In the first part of the book Johnson deals mainly with the shaping of the Soviet Union in the first decades after World War I, the collapse of democracy in Central Europe due to the rise of Fascism and National Socialism, the causes that led to World War II, and its development and outcome. He devotes a chapter ("An Infernal Theocracy, a Celestial Chaos") to the development of Imperial Japan and the chaotic situation within China during the Warlord Era.
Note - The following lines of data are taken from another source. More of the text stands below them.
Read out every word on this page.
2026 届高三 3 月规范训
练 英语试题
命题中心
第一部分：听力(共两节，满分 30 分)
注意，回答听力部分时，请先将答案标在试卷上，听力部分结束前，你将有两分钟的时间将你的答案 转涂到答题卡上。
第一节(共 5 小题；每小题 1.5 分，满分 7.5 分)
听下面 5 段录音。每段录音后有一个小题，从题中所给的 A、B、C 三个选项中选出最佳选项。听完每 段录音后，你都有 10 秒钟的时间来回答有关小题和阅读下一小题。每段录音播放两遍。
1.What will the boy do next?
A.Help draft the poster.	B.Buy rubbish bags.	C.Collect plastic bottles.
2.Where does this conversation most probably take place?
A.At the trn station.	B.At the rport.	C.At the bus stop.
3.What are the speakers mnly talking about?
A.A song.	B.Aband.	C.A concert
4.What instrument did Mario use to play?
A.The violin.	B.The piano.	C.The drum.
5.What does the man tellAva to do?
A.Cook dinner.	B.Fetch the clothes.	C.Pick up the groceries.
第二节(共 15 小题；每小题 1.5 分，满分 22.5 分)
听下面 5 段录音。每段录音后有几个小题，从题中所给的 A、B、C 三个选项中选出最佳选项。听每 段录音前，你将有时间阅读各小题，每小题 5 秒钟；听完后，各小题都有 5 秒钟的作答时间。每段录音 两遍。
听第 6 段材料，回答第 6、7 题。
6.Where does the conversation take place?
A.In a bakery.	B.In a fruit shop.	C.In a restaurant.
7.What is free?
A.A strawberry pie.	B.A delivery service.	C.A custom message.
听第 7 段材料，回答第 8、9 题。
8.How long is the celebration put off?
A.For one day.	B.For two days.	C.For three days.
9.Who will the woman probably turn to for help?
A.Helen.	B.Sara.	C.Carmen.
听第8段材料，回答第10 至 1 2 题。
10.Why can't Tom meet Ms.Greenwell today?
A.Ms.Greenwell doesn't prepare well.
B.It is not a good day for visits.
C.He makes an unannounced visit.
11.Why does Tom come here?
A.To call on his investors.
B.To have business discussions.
In roughly the second half of the book Johnson deals with the post-World War II events: the Cold War, the end of colonialism and the simultaneous birth of the Third World concept, the rise of the People's Republic of China and of independent India, the reconstruction and economic boom in post-war Europe, and the rise of the East Asian Tigers.
Modern Times, as most of Johnson's works, is written in a narrative style with a political bent. Johnson is a conservative Catholic and generally treats secular ideologies in a hostile manner. Throughout the book he criticizes all forms of radical political reform, which he calls "experiments in social engineering", and several of its chapters are devoted to strong criticism of extremist politicians, including Nazis and fascists, and also left-wing figures such as Vladimir Lenin, Joseph Stalin, and Mao Zedong, whom the author deems as vicious as Adolf Hitler.
The author is clear that he views that most of the evils of the twentieth century as a consequence of the replacement of the traditional Judeo-Christian values with secular ideologies, whose influence he deems disastrous. Johnson is also a strong supporter of freemarket capitalism, which bolsters his hostility towards Communism. He also portrays famous Third World politicians, even icons like Mohandas K. Gandhi and Jawaharlal Nehru, as frivolous characters.